Хиповый матрас — это вампир жизненных сил. Он высасывает из меня все желания, кроме как полежать на нем, почитать, поонанировать или сделать что-либо еще, не требующее больших затрат сил. У меня закрываются глаза и возникают короткие периоды забытья — такие, в которые гибнут люди на шоссе, если не останавливаются вовремя на ближайшей заправке; наблюдаю за постепенным погружением в сон, все еще оставаясь в сознании; неохотно возвращаюсь к реальности, чувствуя, что погрузился опасно глубоко. Как поступают те, кто замерзает в снежном сугробе и слышит голоса сирен: «Спа-а-а-ть! Спа-а-а-ть!» Я часто размышлял: смог бы и я вот так бороться, бороться, бороться, пока не прибудут спасатели, а потом лежать на больничной койке с почерневшими обмороженными культями, обмотанными бинтами, и говорить корреспондентам: «Мне очень хотелось спать, но я знал, что этого нельзя делать, иначе мне конец»? Или я сказал бы себе: «Ну и черт с ним» — и благополучно уснул?

Естественно, я полагаю, желать оказаться в положении того, кто выжил. Но у меня возникают сомнения. Неужели я действительно хотел бы прожить оставшуюся жизнь с половиной пальцев на руках и на ногах? И вообще: хочу ли я на самом деле принадлежать к числу людей, которые устроены так, что могут выжить, оказавшись погребенными под снегом? Потому что эти люди не вполне свободны и подчиняются правилам. Они относятся к этакому сильному христианскому типу, находящему радость в борьбе и считающему жизнь божьим даром, а не вещью, с которой можно запросто расстаться. Такой человек не принимает наркотики, не курит сигареты и не напивается, потому что это плохо, и считает, что с соблазнами нужно бороться. Если же ты принадлежишь к тем, кто, услышав эти голоса сирен, заявляет: «Что? Вы хотите, чтобы я выбрал между а) жалкой дрожью с отваливанием конечностей и б) глубоким, блаженным, бесконечным сном? Да какие могут быть сомнения!» — и быстро сдается, то оказываешься очень приятным типом людей. В смысле, это очень круто и красиво — отдать всю жизнь за несколько лишних минут сна.

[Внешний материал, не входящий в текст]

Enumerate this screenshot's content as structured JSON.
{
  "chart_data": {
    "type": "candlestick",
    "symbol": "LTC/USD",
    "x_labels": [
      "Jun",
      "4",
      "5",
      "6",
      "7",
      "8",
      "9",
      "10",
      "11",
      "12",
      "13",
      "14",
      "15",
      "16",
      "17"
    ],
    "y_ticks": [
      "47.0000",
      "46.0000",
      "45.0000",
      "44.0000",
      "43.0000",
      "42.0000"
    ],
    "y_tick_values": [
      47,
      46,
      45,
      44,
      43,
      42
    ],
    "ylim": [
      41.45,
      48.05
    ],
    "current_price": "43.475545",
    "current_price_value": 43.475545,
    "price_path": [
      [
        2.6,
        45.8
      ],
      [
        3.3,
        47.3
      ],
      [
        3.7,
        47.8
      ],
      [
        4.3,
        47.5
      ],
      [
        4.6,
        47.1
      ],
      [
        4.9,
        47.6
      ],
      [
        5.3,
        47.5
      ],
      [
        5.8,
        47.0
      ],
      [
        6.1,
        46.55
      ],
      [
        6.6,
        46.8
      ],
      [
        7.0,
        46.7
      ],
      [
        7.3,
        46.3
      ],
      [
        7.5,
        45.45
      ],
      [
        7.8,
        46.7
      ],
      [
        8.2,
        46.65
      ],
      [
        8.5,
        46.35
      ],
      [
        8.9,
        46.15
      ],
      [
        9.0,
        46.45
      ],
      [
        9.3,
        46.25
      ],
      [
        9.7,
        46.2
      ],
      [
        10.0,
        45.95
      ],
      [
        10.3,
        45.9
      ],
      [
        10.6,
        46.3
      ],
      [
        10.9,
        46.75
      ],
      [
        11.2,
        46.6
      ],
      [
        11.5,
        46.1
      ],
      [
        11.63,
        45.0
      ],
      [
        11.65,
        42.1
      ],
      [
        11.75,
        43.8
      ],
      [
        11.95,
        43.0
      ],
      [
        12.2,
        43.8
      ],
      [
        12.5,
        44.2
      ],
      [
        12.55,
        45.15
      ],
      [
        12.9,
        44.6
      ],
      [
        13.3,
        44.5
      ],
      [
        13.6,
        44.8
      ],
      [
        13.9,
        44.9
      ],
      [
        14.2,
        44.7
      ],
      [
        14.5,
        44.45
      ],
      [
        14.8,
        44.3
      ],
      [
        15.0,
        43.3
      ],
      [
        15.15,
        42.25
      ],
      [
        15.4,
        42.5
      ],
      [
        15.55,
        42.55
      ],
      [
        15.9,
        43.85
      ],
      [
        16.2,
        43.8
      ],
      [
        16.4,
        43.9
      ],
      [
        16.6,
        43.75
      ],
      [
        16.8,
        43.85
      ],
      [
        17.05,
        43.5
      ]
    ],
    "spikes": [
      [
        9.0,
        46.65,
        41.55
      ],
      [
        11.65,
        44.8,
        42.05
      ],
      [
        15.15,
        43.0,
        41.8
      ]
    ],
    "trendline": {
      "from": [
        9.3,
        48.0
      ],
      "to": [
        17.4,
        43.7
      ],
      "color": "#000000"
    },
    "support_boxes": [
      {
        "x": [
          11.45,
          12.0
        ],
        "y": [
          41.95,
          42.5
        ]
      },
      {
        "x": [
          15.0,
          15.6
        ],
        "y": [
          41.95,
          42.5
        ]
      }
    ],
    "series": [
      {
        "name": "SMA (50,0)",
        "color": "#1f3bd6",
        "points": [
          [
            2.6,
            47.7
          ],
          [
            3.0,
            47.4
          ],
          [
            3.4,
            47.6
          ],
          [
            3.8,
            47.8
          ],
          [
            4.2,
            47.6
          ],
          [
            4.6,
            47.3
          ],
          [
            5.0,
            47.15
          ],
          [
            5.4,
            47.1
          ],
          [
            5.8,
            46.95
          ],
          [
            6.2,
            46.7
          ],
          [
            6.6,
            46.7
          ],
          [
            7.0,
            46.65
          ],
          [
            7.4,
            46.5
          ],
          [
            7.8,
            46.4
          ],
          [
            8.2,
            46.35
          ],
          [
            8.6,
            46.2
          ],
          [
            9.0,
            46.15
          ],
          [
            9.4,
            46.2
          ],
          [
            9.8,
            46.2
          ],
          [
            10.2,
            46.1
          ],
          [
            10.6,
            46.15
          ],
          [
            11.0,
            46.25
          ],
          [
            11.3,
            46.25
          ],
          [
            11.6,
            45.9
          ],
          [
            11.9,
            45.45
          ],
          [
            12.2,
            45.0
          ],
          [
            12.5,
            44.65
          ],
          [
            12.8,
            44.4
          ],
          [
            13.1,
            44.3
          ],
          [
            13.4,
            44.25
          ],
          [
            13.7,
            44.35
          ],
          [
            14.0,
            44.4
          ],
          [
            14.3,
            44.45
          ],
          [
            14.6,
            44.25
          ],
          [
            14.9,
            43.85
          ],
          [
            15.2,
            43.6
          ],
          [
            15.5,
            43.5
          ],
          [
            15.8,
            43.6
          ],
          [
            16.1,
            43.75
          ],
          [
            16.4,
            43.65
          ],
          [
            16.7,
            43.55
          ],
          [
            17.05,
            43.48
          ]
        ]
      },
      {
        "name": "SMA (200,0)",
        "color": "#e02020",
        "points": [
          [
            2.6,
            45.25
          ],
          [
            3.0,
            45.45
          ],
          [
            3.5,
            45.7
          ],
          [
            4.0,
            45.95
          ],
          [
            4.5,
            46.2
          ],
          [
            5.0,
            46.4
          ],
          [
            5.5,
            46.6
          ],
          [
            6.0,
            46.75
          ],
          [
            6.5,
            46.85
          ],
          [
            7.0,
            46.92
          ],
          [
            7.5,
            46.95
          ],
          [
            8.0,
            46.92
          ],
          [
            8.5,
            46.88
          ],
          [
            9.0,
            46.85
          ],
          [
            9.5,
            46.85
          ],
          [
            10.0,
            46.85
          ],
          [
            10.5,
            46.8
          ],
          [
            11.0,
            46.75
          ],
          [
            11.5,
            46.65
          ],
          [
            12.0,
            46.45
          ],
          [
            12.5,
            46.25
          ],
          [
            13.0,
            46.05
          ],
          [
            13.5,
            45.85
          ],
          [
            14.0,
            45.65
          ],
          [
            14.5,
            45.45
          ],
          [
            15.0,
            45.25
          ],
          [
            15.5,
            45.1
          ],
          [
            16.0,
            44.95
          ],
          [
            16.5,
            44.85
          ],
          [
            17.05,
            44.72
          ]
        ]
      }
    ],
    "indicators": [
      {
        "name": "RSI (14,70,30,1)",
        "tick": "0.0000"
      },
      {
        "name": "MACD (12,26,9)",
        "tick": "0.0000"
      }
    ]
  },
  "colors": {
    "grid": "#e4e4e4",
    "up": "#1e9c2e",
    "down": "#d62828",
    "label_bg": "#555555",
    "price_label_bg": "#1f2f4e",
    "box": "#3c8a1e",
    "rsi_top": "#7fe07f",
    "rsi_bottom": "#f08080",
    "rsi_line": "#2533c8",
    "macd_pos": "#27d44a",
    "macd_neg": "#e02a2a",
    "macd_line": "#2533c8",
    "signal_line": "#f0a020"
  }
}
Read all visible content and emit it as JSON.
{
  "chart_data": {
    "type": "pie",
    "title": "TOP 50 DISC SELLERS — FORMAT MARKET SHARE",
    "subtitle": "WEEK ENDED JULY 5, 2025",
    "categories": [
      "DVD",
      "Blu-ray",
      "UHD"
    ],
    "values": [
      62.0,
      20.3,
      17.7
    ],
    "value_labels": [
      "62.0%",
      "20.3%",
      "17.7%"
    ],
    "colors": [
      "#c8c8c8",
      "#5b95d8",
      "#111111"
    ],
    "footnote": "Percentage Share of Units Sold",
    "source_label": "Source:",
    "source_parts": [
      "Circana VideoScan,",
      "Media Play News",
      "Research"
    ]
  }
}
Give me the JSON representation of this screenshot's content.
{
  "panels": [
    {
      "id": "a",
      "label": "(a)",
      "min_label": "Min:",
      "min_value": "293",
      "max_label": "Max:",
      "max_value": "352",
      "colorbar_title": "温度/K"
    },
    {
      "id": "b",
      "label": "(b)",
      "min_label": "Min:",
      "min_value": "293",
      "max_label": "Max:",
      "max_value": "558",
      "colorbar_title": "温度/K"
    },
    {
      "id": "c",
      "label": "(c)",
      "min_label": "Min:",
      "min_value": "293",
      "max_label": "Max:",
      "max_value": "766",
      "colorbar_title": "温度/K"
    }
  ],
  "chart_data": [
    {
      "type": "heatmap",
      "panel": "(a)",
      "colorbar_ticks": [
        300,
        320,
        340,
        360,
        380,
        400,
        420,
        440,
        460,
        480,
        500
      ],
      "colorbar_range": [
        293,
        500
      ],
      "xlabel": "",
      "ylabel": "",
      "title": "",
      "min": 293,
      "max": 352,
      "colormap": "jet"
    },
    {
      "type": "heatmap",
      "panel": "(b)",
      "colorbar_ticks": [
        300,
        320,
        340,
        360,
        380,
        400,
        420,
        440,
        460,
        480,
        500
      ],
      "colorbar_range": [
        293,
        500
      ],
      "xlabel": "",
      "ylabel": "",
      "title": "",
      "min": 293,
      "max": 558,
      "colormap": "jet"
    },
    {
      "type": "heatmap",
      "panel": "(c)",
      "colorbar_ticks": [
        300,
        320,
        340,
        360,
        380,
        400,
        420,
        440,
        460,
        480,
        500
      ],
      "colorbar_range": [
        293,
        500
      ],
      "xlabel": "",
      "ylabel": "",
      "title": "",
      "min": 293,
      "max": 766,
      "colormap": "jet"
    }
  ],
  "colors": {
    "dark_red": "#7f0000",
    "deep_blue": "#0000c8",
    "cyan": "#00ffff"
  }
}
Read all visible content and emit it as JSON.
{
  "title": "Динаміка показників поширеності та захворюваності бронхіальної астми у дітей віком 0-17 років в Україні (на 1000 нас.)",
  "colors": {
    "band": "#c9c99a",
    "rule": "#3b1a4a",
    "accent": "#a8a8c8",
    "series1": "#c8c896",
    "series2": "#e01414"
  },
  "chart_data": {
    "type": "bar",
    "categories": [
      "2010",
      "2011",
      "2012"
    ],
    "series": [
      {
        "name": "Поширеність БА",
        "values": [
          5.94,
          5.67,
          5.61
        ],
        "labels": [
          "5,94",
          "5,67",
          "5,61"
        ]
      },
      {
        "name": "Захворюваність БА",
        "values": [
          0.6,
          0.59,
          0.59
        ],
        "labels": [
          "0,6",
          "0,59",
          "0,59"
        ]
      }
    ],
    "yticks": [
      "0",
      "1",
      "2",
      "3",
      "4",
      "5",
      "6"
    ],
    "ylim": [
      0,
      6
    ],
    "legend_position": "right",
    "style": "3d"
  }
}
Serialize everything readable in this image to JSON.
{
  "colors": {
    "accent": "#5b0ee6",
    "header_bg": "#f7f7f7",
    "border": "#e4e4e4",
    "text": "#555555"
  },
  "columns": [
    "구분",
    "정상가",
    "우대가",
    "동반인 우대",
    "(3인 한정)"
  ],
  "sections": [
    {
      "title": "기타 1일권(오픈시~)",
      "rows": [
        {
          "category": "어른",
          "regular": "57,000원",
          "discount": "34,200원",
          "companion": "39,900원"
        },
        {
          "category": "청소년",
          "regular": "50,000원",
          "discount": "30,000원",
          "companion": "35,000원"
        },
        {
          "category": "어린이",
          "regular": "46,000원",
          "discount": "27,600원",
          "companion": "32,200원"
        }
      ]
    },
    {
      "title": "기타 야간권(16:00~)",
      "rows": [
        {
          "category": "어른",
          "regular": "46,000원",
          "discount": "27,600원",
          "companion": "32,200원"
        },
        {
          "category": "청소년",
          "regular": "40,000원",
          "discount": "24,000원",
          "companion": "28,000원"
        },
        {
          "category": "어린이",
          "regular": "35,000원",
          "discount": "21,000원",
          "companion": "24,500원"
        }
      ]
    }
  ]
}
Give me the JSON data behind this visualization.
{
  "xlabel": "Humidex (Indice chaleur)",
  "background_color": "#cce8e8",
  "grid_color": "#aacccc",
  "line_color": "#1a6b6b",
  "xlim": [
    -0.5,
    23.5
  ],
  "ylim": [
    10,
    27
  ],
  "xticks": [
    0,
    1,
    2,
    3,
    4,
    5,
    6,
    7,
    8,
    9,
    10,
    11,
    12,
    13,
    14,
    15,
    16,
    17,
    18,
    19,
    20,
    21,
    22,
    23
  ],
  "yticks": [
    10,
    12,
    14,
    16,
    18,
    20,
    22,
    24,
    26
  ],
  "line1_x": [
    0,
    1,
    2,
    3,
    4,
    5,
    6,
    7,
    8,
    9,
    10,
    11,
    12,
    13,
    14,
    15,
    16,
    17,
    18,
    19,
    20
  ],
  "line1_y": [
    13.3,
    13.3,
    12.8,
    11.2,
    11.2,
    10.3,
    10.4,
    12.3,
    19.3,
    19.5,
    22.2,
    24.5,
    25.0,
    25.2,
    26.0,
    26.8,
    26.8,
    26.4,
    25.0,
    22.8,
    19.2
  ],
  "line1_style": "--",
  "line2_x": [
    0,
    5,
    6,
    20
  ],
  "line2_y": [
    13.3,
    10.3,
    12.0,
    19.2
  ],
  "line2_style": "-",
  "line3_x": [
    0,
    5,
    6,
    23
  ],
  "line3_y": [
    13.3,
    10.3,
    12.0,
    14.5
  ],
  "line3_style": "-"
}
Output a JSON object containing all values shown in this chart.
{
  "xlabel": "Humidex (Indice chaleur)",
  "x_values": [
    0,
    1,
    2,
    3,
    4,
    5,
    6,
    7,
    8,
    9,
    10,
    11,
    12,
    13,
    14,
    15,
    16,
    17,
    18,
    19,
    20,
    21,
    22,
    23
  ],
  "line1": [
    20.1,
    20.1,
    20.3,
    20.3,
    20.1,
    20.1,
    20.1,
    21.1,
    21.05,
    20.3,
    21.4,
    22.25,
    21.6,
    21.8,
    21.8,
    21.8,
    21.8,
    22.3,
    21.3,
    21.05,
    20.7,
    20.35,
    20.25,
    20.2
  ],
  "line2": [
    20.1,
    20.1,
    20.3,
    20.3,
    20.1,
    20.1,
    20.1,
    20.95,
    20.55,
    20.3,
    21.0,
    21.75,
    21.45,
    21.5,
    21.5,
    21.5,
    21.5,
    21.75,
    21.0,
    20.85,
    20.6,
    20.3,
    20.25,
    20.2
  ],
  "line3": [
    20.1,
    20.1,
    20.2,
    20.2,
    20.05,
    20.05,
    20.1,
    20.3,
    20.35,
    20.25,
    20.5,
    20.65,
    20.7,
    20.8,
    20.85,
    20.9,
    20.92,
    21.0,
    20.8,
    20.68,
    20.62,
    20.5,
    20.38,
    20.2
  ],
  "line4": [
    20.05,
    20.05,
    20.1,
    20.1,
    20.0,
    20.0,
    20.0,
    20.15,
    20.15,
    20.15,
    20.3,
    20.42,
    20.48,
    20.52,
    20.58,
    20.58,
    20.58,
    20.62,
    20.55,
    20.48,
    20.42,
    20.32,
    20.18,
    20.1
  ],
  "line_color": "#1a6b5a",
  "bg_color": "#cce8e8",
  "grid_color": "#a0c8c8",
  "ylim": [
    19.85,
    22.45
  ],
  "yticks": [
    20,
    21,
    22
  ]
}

Что меня тревожит, так это опасение, что я принадлежу к строгому, пуританскому типу — к тем, кто выживает. На это указывает то, что, когда я играю в эту игру с почти-засыпанием, я никогда не засыпаю, потому что некий ханжеский внутренний голос напоминает: «Нельзя спать днем, потому что у тебя много дел, и враги могут подкрасться, и соперники опередят, и ты проснешься слабым и жалким». Как он это делает сейчас, например.

Вопрос в следующем: чем занимаются настоящие лондонцы? Я знаю, чем занимаются не лондонцы. Они толпятся около Хард-рок-кафе или музея мадам Тюссо, ходят по магазинам на Оксфорд-стрит, болтаются вдоль Кингс-роуд или балдеют на ипподроме — все это мной уже испробовано, исключая ипподром, для которого я недостаточно современен.

Но настоящие лондонцы? Чего они не делают, как я выясняю во время похода за «Тайм-аут», так это не уделяют друг другу ни малейшего внимания. Все, мимо кого я прохожу по дороге к газетному киоску; совершенно игнорируют меня, когда я пытаюсь встретиться с ними взглядом, — даже величественная пожилая дама с двумя черными мопсами, которая и не подозревает, чего она лишилась, потому что я люблю мопсов, они были у нас дома, и я вполне мог бы проболтать с ней несколько минут о таких мелочах, как их хвосты, которые раскручиваются, если мопс чем-то недоволен, а это смог бы далеко не каждый, потому что люди считают мопсов уродливыми и тупыми. А затем она, возможно, пригласила бы меня в свой роскошный викторианский особняк выпить чаю, потому что я такой милый молодой человек, и попросила бы меня остаться с мопсами, когда она уедет на зиму в Cap d’Antibes, иначе это не получится у нее в этом году из-за ужасных законов о карантине и ухода экономки… Я как раз дохожу до того момента, как получаю извещение о том, что мопсы и я — единственные наследники огромного имущества леди X., когда слышу, как она обращается ко мне.

Я круто оборачиваюсь к ней с улыбкой на лице.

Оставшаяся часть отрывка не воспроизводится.